A Dangerous Past

Written by: Jessica Lynch

New River Gorge National Park is full of small West Virginia coal and coke mining towns all along the river. Visitors learn about mining operations and how the region fueled the industrial revolution of the late 1880s. Miners had more complex lives, however, whether dealing with racial segregation within their town, or facing traumatic injuries on the job. This blog will utilize artifacts seldom seen by the public from the New River Gorge’s museum collections to show the dangers of mining life. 

A report from a Miner’s Hospital in Fayette County, West Virginia dated 1902.

In order to accommodate the injuries faced by the brave coal miners, specialized hospitals were established in the region. This local Miners’ Hospital served as a training ground for nurses, who learned a lot about medicine by working with severely injured patients. Some of the ailments the hospital dealt with during the turn of the 20th century were fractures to every bone in the body, including the skull, gangrene, necrosis, and lacerated wounds. Needless to say conditions inside the mine were extremely dangerous. The men inside the mines took these jobs to lift their families out of poverty and avoid other means of physical labor such as railroad work. They continued to be oppressed, however, as they were paid in company scrip, currency that could only be used at the company store owned by their bosses. Mineworkers were not fairly compensated for their risky jobs or celebrated for fueling the nation. 

Record of a mining accident in 1932.

Mining accidents were also recorded like this hand drawn insurance report. The drawing shows the extent of the accident and details who witnessed it. In this case, Charley Jones’ pant leg got caught on a steel tie. The following image records how a 23 year old man broke his right thigh bone from a slate fall.

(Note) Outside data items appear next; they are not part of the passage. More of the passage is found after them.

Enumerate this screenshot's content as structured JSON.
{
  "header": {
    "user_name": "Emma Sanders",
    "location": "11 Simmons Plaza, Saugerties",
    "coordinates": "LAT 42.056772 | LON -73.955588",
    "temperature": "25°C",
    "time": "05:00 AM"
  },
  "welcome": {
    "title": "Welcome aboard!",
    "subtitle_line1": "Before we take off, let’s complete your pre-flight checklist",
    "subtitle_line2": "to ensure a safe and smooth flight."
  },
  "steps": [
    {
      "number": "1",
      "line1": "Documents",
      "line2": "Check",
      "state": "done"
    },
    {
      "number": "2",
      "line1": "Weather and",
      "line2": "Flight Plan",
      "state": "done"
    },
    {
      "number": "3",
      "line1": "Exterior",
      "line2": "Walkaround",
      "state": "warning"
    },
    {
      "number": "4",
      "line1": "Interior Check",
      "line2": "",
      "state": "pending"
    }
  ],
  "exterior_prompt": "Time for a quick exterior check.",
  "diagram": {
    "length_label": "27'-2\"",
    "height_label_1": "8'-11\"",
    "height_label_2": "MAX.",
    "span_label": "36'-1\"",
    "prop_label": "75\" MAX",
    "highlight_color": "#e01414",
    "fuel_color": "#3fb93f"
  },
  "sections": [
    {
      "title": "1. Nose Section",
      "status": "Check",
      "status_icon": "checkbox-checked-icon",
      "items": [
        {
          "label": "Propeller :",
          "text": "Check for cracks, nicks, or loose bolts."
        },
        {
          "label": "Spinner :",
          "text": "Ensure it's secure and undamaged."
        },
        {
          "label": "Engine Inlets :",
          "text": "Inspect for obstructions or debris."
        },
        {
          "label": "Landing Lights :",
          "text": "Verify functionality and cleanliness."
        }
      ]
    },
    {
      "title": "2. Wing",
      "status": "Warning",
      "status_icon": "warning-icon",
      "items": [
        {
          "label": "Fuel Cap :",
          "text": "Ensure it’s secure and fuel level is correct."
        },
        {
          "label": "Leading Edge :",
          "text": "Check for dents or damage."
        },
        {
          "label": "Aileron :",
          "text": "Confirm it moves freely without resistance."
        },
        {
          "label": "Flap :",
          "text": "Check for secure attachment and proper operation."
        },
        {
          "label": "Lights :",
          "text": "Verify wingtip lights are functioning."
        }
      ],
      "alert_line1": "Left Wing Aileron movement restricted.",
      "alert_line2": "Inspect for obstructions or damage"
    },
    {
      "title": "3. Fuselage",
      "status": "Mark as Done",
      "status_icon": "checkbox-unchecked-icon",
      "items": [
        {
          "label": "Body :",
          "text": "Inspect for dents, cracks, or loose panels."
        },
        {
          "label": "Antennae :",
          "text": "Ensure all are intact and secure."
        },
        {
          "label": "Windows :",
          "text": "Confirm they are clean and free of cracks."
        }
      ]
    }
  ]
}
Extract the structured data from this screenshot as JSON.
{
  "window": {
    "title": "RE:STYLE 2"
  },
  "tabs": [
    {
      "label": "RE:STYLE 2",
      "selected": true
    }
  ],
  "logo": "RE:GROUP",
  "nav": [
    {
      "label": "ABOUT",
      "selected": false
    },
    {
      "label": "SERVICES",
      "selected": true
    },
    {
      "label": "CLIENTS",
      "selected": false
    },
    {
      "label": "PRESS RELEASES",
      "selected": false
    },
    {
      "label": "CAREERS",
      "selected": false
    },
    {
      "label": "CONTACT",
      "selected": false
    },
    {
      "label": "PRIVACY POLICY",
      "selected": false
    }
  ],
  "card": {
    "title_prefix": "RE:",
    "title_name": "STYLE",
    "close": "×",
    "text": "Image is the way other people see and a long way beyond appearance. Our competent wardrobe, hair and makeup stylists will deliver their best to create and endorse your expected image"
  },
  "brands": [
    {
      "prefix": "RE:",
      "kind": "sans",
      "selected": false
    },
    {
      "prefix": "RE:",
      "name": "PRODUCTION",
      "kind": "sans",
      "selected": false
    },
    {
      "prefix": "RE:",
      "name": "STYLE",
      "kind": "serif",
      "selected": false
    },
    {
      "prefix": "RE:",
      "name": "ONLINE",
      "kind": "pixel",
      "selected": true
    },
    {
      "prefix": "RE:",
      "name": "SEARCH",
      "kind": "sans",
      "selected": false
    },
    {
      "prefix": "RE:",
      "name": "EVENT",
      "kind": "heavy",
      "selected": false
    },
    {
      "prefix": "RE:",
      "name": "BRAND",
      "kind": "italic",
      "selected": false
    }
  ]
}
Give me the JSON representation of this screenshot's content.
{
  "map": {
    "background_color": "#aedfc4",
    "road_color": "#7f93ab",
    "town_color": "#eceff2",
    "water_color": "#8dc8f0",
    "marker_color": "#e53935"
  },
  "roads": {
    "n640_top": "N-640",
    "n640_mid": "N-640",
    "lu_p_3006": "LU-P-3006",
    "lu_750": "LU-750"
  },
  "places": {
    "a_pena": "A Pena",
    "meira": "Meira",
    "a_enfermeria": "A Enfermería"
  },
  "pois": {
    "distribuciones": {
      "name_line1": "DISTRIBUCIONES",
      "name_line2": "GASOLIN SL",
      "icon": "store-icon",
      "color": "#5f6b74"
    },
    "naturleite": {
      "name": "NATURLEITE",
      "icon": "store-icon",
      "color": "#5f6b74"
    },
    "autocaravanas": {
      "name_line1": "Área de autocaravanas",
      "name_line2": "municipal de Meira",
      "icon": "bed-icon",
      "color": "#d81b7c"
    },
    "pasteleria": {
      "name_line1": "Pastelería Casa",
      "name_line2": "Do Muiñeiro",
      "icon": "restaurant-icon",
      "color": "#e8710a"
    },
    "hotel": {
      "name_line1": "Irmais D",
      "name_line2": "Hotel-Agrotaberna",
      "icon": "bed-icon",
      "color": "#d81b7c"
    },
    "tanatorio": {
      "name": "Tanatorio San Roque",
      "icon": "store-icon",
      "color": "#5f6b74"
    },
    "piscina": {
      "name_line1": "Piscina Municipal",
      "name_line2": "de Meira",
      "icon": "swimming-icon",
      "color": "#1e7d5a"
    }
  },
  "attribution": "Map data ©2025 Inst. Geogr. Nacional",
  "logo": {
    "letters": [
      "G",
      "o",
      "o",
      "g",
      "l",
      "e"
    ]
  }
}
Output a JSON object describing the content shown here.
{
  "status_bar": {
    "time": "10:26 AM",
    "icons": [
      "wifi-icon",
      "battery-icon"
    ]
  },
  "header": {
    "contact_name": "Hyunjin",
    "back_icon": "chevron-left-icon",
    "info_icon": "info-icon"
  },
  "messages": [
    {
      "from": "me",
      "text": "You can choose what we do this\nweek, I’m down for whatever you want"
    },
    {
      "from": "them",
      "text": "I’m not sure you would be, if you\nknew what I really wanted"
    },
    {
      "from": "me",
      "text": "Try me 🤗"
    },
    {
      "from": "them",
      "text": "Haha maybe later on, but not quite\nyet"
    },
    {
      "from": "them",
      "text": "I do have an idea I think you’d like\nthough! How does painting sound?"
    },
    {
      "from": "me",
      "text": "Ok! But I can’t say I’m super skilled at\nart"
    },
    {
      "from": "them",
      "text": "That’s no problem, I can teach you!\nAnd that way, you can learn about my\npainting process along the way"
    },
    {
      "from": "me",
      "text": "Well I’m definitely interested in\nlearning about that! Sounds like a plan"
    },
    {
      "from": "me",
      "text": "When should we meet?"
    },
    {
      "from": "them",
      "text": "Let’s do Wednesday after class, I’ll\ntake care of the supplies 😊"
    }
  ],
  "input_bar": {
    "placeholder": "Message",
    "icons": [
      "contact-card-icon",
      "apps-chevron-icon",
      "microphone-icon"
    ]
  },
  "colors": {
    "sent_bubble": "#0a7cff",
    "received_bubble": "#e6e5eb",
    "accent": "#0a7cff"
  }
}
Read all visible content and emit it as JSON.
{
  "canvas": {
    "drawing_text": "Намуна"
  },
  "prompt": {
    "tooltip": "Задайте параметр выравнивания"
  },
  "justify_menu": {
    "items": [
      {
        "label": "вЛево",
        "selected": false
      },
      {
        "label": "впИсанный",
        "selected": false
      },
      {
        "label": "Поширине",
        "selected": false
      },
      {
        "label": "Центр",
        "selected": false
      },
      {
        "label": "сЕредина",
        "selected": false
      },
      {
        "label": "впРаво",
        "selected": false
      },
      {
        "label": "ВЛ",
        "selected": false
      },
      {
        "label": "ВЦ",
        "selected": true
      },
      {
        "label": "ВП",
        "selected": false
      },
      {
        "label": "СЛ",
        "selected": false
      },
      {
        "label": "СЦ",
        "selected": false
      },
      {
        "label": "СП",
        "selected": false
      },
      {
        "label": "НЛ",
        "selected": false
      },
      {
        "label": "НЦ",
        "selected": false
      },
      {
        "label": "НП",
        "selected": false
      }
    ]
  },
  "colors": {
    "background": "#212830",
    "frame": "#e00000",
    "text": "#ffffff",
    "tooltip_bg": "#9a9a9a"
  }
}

Documentation of a mining injury from December 28th, 1932.

These poor working conditions for miners reveal the importance of unionizing for better wages and safer precautions to be implemented within the profession. The United Mine Workers of America was organized in 1890 and remains an active union advocating for mine workers to this day to ensure supportive healthcare, assistance for widows, and competitive wage benefits.